Cantons d’Uri, de Schwyz, d’Obwald, de Nidwald, d’Appenzell Rhodes-Extérieures, d’Appenzell Rhodes-Intérieures, de Saint-Gall, d’Argovie, de Thurgovie et du Valais.
Correction superflue
Les cantons ont depuis longtemps pris, à leur niveau, des mesures fiscales efficaces pour corriger la pénalisation du mariage. Une telle démarche est aussi possible au niveau fédéral ; il n’est pas nécessaire de changer complètement le système fiscal et de porter atteinte à l’autonomie fiscale des cantons. Il faut plutôt revoir partout l’accès aux prestations publiques importantes (par ex. réduction de primes, bourses d’études ou subventions dans l’accueil extrafamilial pour enfants).
De nouvelles inégalités
Les couples mariés avec un seul revenu ou dont le second revenu est très faible seront plus fortement imposés que ceux avec deux revenus équivalents. Or, aucune mesure d’allégement n’est prévue pour eux. En outre, leur charge administrative augmente, car ils devront désormais remplir deux déclarations d’impôts.
Des coûts élevés qui peuvent être évités
La charge n’augmente pas que pour les couples mariés : les administrations devront traiter environ 1,7 million de déclarations fiscales supplémentaires à l’échelle suisse, avec pour conséquences une hausse massive des postes de travail et des coûts supplémentaires élevés pour les cantons et les communes.

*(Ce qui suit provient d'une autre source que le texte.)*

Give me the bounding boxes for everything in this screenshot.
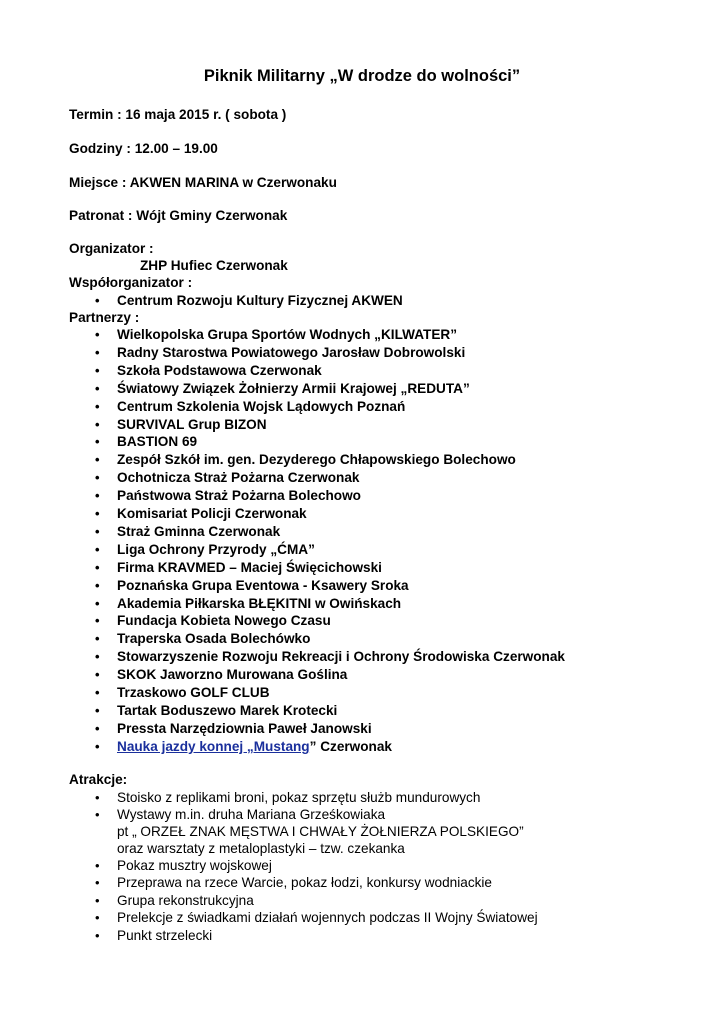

Dans un contexte très tendu pour les finances publiques, il n’est pas judicieux d’introduire de tels processus inefficaces.

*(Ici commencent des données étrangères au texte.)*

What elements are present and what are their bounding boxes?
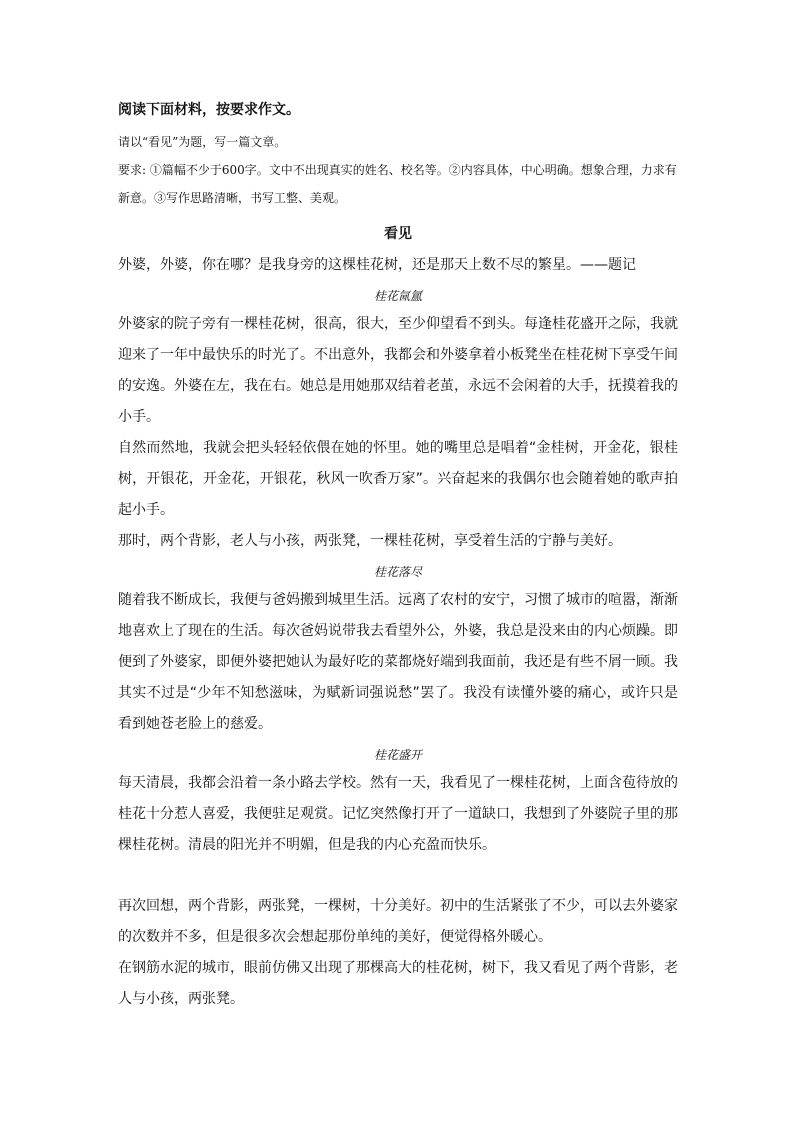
section-heading-1: 桂花氤氲 [373,289,422,303]
paragraph: 在钢筋水泥的城市，眼前仿佛又出现了那棵高大的桂花树，树下，我又看见了两个背影，老人与小孩，两张凳。 [118,960,678,1007]
section-heading-2: 桂花落尽 [373,565,422,579]
paragraph: 外婆家的院子旁有一棵桂花树，很高，很大，至少仰望看不到头。每逢桂花盛开之际，我就迎来了一年中最快乐的时光了。不出意外，我都会和外婆拿着小板凳坐在桂花树下享受午间的安逸。外婆在左，我在右。她总是用她那双结着老茧，永远不会闲着的大手，抚摸着我的小手。 [118,316,678,425]
section-heading-3: 桂花盛开 [373,748,422,762]
paragraph: 再次回想，两个背影，两张凳，一棵树，十分美好。初中的生活紧张了不少，可以去外婆家的次数并不多，但是很多次会想起那份单纯的美好，便觉得格外暖心。 [118,898,678,945]
paragraph-gap [118,861,678,891]
essay-epigraph: 外婆，外婆，你在哪？是我身旁的这棵桂花树，还是那天上数不尽的繁星。——题记 [118,257,636,273]
document-content [118,100,678,1015]
paragraph: 那时，两个背影，老人与小孩，两张凳，一棵桂花树，享受着生活的宁静与美好。 [118,533,622,549]
paragraph: 自然而然地，我就会把头轻轻依偎在她的怀里。她的嘴里总是唱着“金桂树，开金花，银桂树，开银花，开金花，开银花，秋风一吹香万家”。兴奋起来的我偶尔也会随着她的歌声拍起小手。 [118,440,678,518]
task-requirements: 要求: ①篇幅不少于600字。文中不出现真实的姓名、校名等。②内容具体，中心明确。想象合理，力求有新意。③写作思路清晰，书写工整、美观。 [118,163,677,205]
task-prompt: 请以“看见”为题，写一篇文章。 [118,135,287,149]
paragraph: 随着我不断成长，我便与爸妈搬到城里生活。远离了农村的安宁，习惯了城市的喧嚣，渐渐地喜欢上了现在的生活。每次爸妈说带我去看望外公，外婆，我总是没来由的内心烦躁。即便到了外婆家，即便外婆把她认为最好吃的菜都烧好端到我面前，我还是有些不屑一顾。我其实不过是“少年不知愁滋味，为赋新词强说愁”罢了。我没有读懂外婆的痛心，或许只是看到她苍老脸上的慈爱。 [118,592,678,732]
essay-title: 看见 [384,226,412,242]
task-instruction: 阅读下面材料，按要求作文。 [118,102,300,118]
paragraph: 每天清晨，我都会沿着一条小路去学校。然有一天，我看见了一棵桂花树，上面含苞待放的桂花十分惹人喜爱，我便驻足观赏。记忆突然像打开了一道缺口，我想到了外婆院子里的那棵桂花树。清晨的阳光并不明媚，但是我的内心充盈而快乐。 [118,775,678,853]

Non à l’imposition individuelle
Depuis des années, les couples mariés sont désavantagés sur le plan fiscal par rapport aux couples vivant en concubinage pour ce qui est de l’impôt fédéral direct. Cette « pénalisation du mariage » est injuste et doit être abolie. Cependant, l’imposition individuelle n’est pas la solution et n’apporte pas davantage d’équité. Au contraire, elle conduit à de nouvelles inégalités. Les familles, les célibataires et la classe moyenne supporteraient une charge beaucoup plus élevée, tandis que les couples qui gagnent bien leur vie et qui ont deux revenus en profiteraient. Les couples mariés avec un seul revenu ou dont les revenus présentent de fortes disparités, en particulier, devraient à l’avenir payer des impôts nettement plus élevés que les couples avec deux revenus comparables. La réforme ignore ainsi la réalité de nombreuses familles. L’instauration de l’imposition individuelle contraindrait à opérer un changement de système à tous les niveaux : fédéral, cantonal et communal. Les couples mariés devraient à l’avenir remplir deux déclarations d’impôts, ce qui représenterait environ 1,7 million de déclarations fiscales supplémentaires. Un tel accroissement entraînerait des frais administratifs considérables et des coûts élevés. La pénalisation fiscale des couples mariés peut aussi être éliminée sans changement de système. Plusieurs cantons ont montré qu’il était possible d’éliminer cette pénalisation plus simplement.